HUNT [on viewscreen]: Fire.
(Particles are blasted from the sun. Sparks fly in the Maru.)
TORI: It sounds like power transponders blowing. What's happening?
HUNT: Don't worry. that'll be fine.
BEKA: Subtle, huh? You set off a solar flare.
HUNT: I guess that wasn't very subtle, was it?

[Command]

HARPER: The Nietzschean ship's been destroyed.
TRANCE: Here's plausible deniability.
HARPER: If anyone ever asks, the solar flare incinerated it. I can live with that.

[Eureka Maru]

BEKA: Satellites, communication devices, all knocked out.
TORI: Everyone on this planet's blind.
HUNT: Everyone except you. Here's your first contact.
(The Andromeda Ascendant flies down to go bow to bow with the Eureka Maru. Hunt notices Tyr.)
HUNT: Where's Gaiton?
TYR: He's gone native.
(Tyr has the slip route mapper in his arms.)
HUNT: Andromeda

[Command]

HUNT [on viewscreen]: Prep for retrieval.
TRANCE: Roger that.

[Maru airlock]

HUNT: Now, remember
TORI: Right. This never happened.
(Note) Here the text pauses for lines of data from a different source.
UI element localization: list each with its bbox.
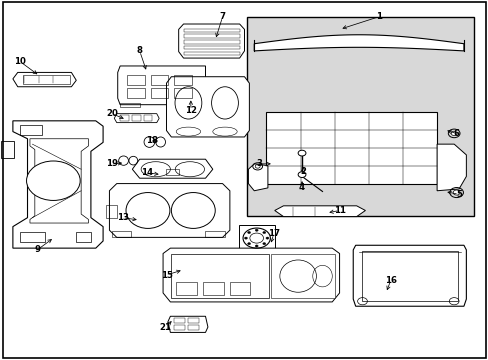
- Bar: [151, 75, 168, 85]
- Circle shape: [244, 237, 247, 239]
- Text: 18: 18: [145, 136, 158, 145]
- Text: 1: 1: [375, 12, 381, 21]
- Text: 13: 13: [116, 213, 128, 222]
- Text: 8: 8: [136, 46, 142, 55]
- Text: 20: 20: [106, 109, 118, 118]
- Bar: [151, 88, 168, 98]
- Circle shape: [247, 231, 250, 234]
- Text: 7: 7: [219, 12, 225, 21]
- Bar: [183, 40, 239, 44]
- Polygon shape: [30, 139, 88, 223]
- Bar: [127, 75, 145, 85]
- Polygon shape: [109, 184, 229, 237]
- Bar: [143, 116, 152, 121]
- Text: 5: 5: [455, 190, 461, 199]
- Circle shape: [262, 243, 265, 245]
- Polygon shape: [254, 35, 463, 51]
- Bar: [183, 35, 239, 38]
- Circle shape: [298, 172, 305, 177]
- Bar: [183, 29, 239, 32]
- Bar: [127, 88, 145, 98]
- Bar: [238, 225, 275, 251]
- Bar: [188, 325, 199, 330]
- Text: 6: 6: [453, 129, 459, 138]
- Polygon shape: [167, 316, 207, 332]
- Bar: [183, 51, 239, 55]
- Polygon shape: [271, 253, 334, 298]
- Text: 16: 16: [384, 276, 396, 285]
- Bar: [173, 325, 184, 330]
- Polygon shape: [163, 248, 339, 302]
- Circle shape: [298, 150, 305, 156]
- Bar: [173, 318, 184, 323]
- Bar: [120, 116, 129, 121]
- Text: 9: 9: [34, 246, 40, 255]
- Circle shape: [265, 237, 268, 239]
- Polygon shape: [13, 72, 76, 87]
- Circle shape: [452, 190, 459, 195]
- Polygon shape: [436, 144, 466, 191]
- Polygon shape: [352, 245, 466, 306]
- Circle shape: [262, 231, 265, 234]
- Bar: [174, 88, 191, 98]
- Text: 2: 2: [300, 167, 305, 176]
- Circle shape: [450, 131, 456, 135]
- Circle shape: [255, 245, 258, 247]
- Text: 19: 19: [106, 159, 118, 168]
- Polygon shape: [274, 206, 365, 217]
- Polygon shape: [248, 164, 267, 191]
- Bar: [132, 116, 141, 121]
- Text: 21: 21: [159, 323, 171, 332]
- Circle shape: [247, 243, 250, 245]
- Circle shape: [255, 229, 258, 231]
- Bar: [229, 282, 250, 296]
- Polygon shape: [166, 77, 249, 137]
- Bar: [266, 112, 436, 184]
- Bar: [203, 282, 223, 296]
- Bar: [166, 168, 178, 175]
- Text: 14: 14: [141, 168, 153, 177]
- Bar: [176, 282, 196, 296]
- Polygon shape: [114, 114, 159, 123]
- Text: 10: 10: [14, 57, 26, 66]
- Circle shape: [26, 161, 80, 201]
- Text: 4: 4: [298, 183, 305, 192]
- Text: 17: 17: [267, 229, 279, 238]
- Polygon shape: [13, 121, 103, 248]
- Polygon shape: [118, 66, 205, 105]
- Polygon shape: [132, 159, 212, 178]
- Bar: [22, 75, 70, 84]
- Text: 11: 11: [333, 206, 345, 215]
- Text: 12: 12: [184, 105, 197, 114]
- Bar: [174, 75, 191, 85]
- Bar: [120, 103, 140, 107]
- Bar: [171, 253, 268, 298]
- Polygon shape: [178, 24, 244, 58]
- Text: 15: 15: [160, 270, 172, 279]
- Text: 3: 3: [256, 159, 262, 168]
- Circle shape: [255, 165, 260, 168]
- Bar: [246, 17, 473, 216]
- Bar: [188, 318, 199, 323]
- Bar: [183, 46, 239, 49]
- Bar: [361, 251, 457, 301]
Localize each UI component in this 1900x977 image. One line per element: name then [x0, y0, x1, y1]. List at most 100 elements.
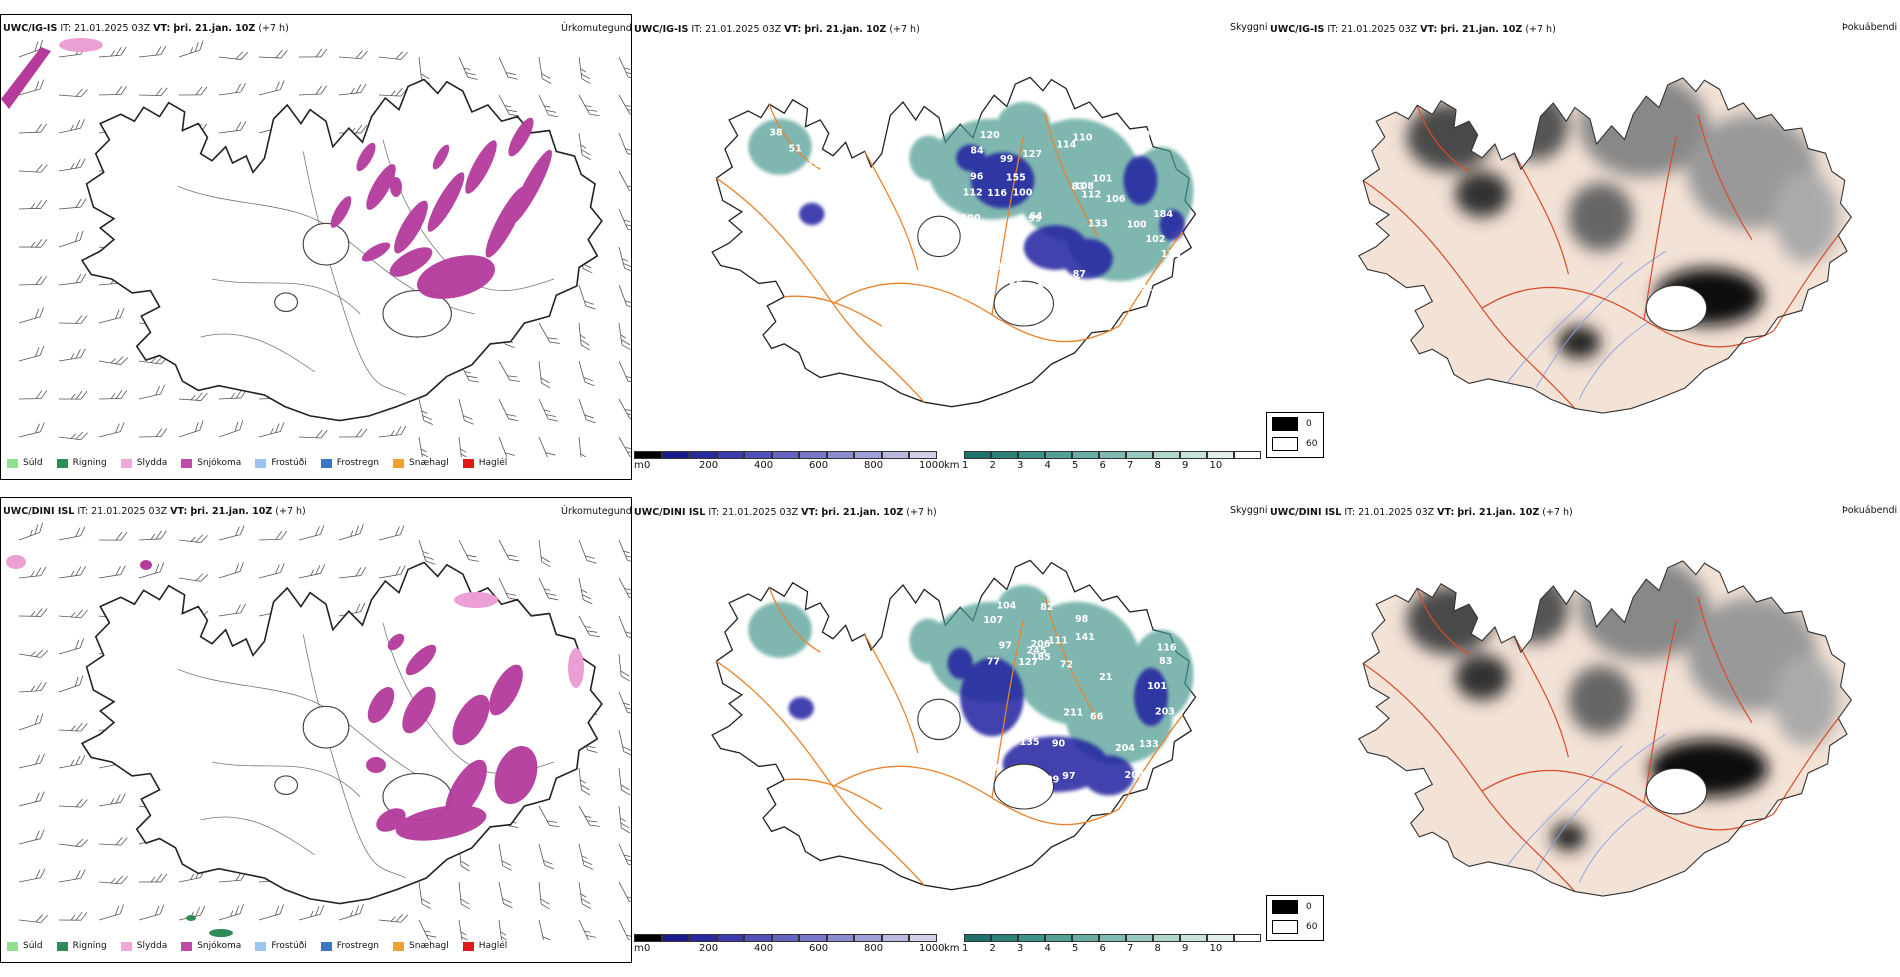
- visibility-label: 38: [769, 127, 782, 138]
- issue-time-label: IT:: [1344, 507, 1355, 518]
- visibility-tick: 4: [1045, 943, 1051, 954]
- issue-time-label: IT:: [77, 506, 88, 517]
- visibility-tick: 2: [990, 460, 996, 471]
- ceiling-label: 106: [1105, 194, 1125, 205]
- ceiling-label: 119: [979, 762, 999, 773]
- legend-label: Rigning: [73, 458, 107, 468]
- ceiling-label: 131: [960, 290, 980, 301]
- ceiling-tick: 800: [864, 460, 883, 471]
- fog-indicator-panel: UWC/DINI ISL IT: 21.01.2025 03Z VT: þri.…: [1270, 497, 1900, 977]
- colorbar-segment: [882, 934, 910, 942]
- colorbar-segment: [1045, 451, 1072, 459]
- sleet-areas: [1, 38, 103, 109]
- fog-scale-item: 0: [1272, 417, 1312, 431]
- ceiling-panel-title: Skyggni: [1230, 505, 1268, 516]
- issue-time: 21.01.2025 03Z: [1341, 24, 1417, 35]
- colorbar-segment: [854, 451, 882, 459]
- ceiling-label: 100: [961, 213, 981, 224]
- ceiling-label: 230: [977, 747, 997, 758]
- fog-scale-label: 60: [1306, 922, 1317, 932]
- ceiling-label: 86: [1010, 225, 1023, 236]
- fog-scale-swatch: [1272, 437, 1298, 451]
- visibility-tick: 1: [962, 460, 968, 471]
- ceiling-label: 125: [1037, 279, 1057, 290]
- precip-map: [1, 37, 631, 457]
- colorbar-segment: [991, 451, 1018, 459]
- fog-scale-item: 0: [1272, 900, 1312, 914]
- legend-item: Slydda: [121, 458, 167, 468]
- legend-item: Frostregn: [321, 458, 379, 468]
- colorbar-segment: [689, 934, 717, 942]
- panel-header: UWC/DINI ISL IT: 21.01.2025 03Z VT: þri.…: [634, 507, 937, 518]
- fog-scale-label: 0: [1306, 902, 1312, 912]
- ceiling-label: 112: [963, 187, 983, 198]
- panel-header: UWC/IG-IS IT: 21.01.2025 03Z VT: þri. 21…: [634, 24, 920, 35]
- legend-swatch: [121, 942, 132, 951]
- ceiling-label: 115: [1151, 618, 1171, 629]
- fog-indicator-panel: UWC/IG-IS IT: 21.01.2025 03Z VT: þri. 21…: [1270, 14, 1900, 494]
- colorbar-segment: [744, 934, 772, 942]
- legend-swatch: [393, 459, 404, 468]
- visibility-unit: km: [944, 460, 960, 471]
- precip-panel-title: Úrkomutegund: [561, 23, 632, 34]
- colorbar-segment: [1072, 934, 1099, 942]
- visibility-colorbar: [964, 934, 1261, 942]
- ceiling-tick: 600: [809, 943, 828, 954]
- ceiling-label: 155: [1006, 172, 1026, 183]
- ceiling-label: 99: [1046, 774, 1059, 785]
- ceiling-label: 100: [1127, 219, 1147, 230]
- visibility-tick: 6: [1100, 460, 1106, 471]
- visibility-tick: 10: [1210, 460, 1223, 471]
- colorbar-segment: [1207, 451, 1234, 459]
- fog-scale-box: 0 60: [1266, 895, 1324, 941]
- ceiling-label: 96: [970, 171, 983, 182]
- visibility-tick: 7: [1127, 943, 1133, 954]
- ceiling-label: 90: [1052, 738, 1065, 749]
- legend-swatch: [255, 942, 266, 951]
- issue-time: 21.01.2025 03Z: [1358, 507, 1434, 518]
- ceiling-label: 72: [1060, 660, 1073, 671]
- visibility-tick: 8: [1155, 943, 1161, 954]
- ceiling-label: 21: [1099, 672, 1112, 683]
- valid-time-label: VT:: [170, 506, 187, 517]
- ceiling-label: 184: [1153, 209, 1173, 220]
- legend-item: Snjókoma: [181, 458, 241, 468]
- ceiling-visibility-panel: UWC/DINI ISL IT: 21.01.2025 03Z VT: þri.…: [634, 497, 1274, 977]
- ceiling-label: 203: [1155, 706, 1175, 717]
- legend-swatch: [463, 459, 474, 468]
- model-name: UWC/DINI ISL: [634, 507, 705, 518]
- legend-item: Súld: [7, 458, 43, 468]
- valid-time: þri. 21.jan. 10Z: [173, 23, 255, 34]
- ceiling-label: 111: [1048, 635, 1068, 646]
- issue-time: 21.01.2025 03Z: [722, 507, 798, 518]
- visibility-tick: 5: [1072, 943, 1078, 954]
- ceiling-tick: 800: [864, 943, 883, 954]
- fog-map: [1270, 519, 1870, 939]
- legend-swatch: [7, 942, 18, 951]
- ceiling-label: 107: [983, 615, 1003, 626]
- colorbar-segment: [1099, 934, 1126, 942]
- legend-swatch: [321, 459, 332, 468]
- precip-type-panel: UWC/IG-IS IT: 21.01.2025 03Z VT: þri. 21…: [0, 14, 632, 480]
- visibility-tick: 9: [1182, 943, 1188, 954]
- colorbar-segment: [827, 451, 855, 459]
- ceiling-label: 83: [1159, 656, 1172, 667]
- ceiling-label: 88: [961, 734, 974, 745]
- ceiling-label: 245: [1027, 645, 1047, 656]
- legend-swatch: [321, 942, 332, 951]
- fog-panel-title: Þokuábendi: [1842, 505, 1897, 516]
- model-name: UWC/IG-IS: [1270, 24, 1324, 35]
- legend-label: Haglél: [479, 458, 508, 468]
- visibility-tick: 1: [962, 943, 968, 954]
- ceiling-tick: 1000: [919, 943, 944, 954]
- colorbar-segment: [909, 451, 937, 459]
- visibility-tick: 3: [1017, 460, 1023, 471]
- fog-scale-label: 0: [1306, 419, 1312, 429]
- legend-swatch: [7, 459, 18, 468]
- visibility-tick: 3: [1017, 943, 1023, 954]
- visibility-tick: 2: [990, 943, 996, 954]
- colorbar-segment: [1180, 451, 1207, 459]
- legend-swatch: [121, 459, 132, 468]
What about the government guys?
HUNT: Believe me, they want to keep this secret as much as we do. Goodbye, Tori.
TORI: Take me with you. No one will know. And after everything I've seen, I can't go back. I have too many questions.
HUNT: Yeah, but you have the answer to the most important question. Yes.
TORI: Dylan, when we first met, you said I reminded you of someone. Was it a girlfriend or another ambitious scientist?
HUNT: Both.
TORI: Did you also teach her to put the interests of the Commonwealth ahead of her own career?
HUNT: Speaking of career. For you.
(He hands her a flexi.)
TORI; I'm not familiar with this technology.
HUNT: Get familiar. You just invented it.
(He kisses her.)
HUNT: Now that's what I call first contact.

[Observation deck]

(Hunt enters to find Tyr sitting and pondering.)
HUNT: How's your plant growing?
TYR: Quickly. It seems to have added several new leaves while we were down on that planet.
HUNT: I understand when it flowers it's quite deadly.
TYR: Only to those who would fail to respect it.
HUNT: Someone like Gaiton, for example.
TYR: He was a greedy man. He wanted me to help him ambush you so he could keep the probe for himself. I really had no choice.
HUNT: Yes, you did. He may have had other valuable information about the Nietzscheans.
TYR: Any further information we might have extracted from him would have been nothing but subterfuge, half truths. And, Dylan, really. The universe abounds with ten thousand men like Gaiton.
HUNT: But only one man like you, right? Be careful with that plant, Tyr.

[Hunt's quarters]

HOLO-ROMMIE: According to my analysis, we aren't the first ones to make contact with that probe. A copy was made by someone else.
HUNT: Of course.
HOLO-ROMMIE: Captain, according to reports, the Drago-Kazov have already initiated three first contact missions to establish bases in case of war.
HUNT: There's an old saying. The universe is perfect. Interfere with it at your peril. I think it's better if we wait until it reveals itself to us, and after that, adjust accordingly.

[Tyr's quarters]

(Yes, Tyr made the copy.)
HUNT: Hello, Tyr. I believe it's time for a chat.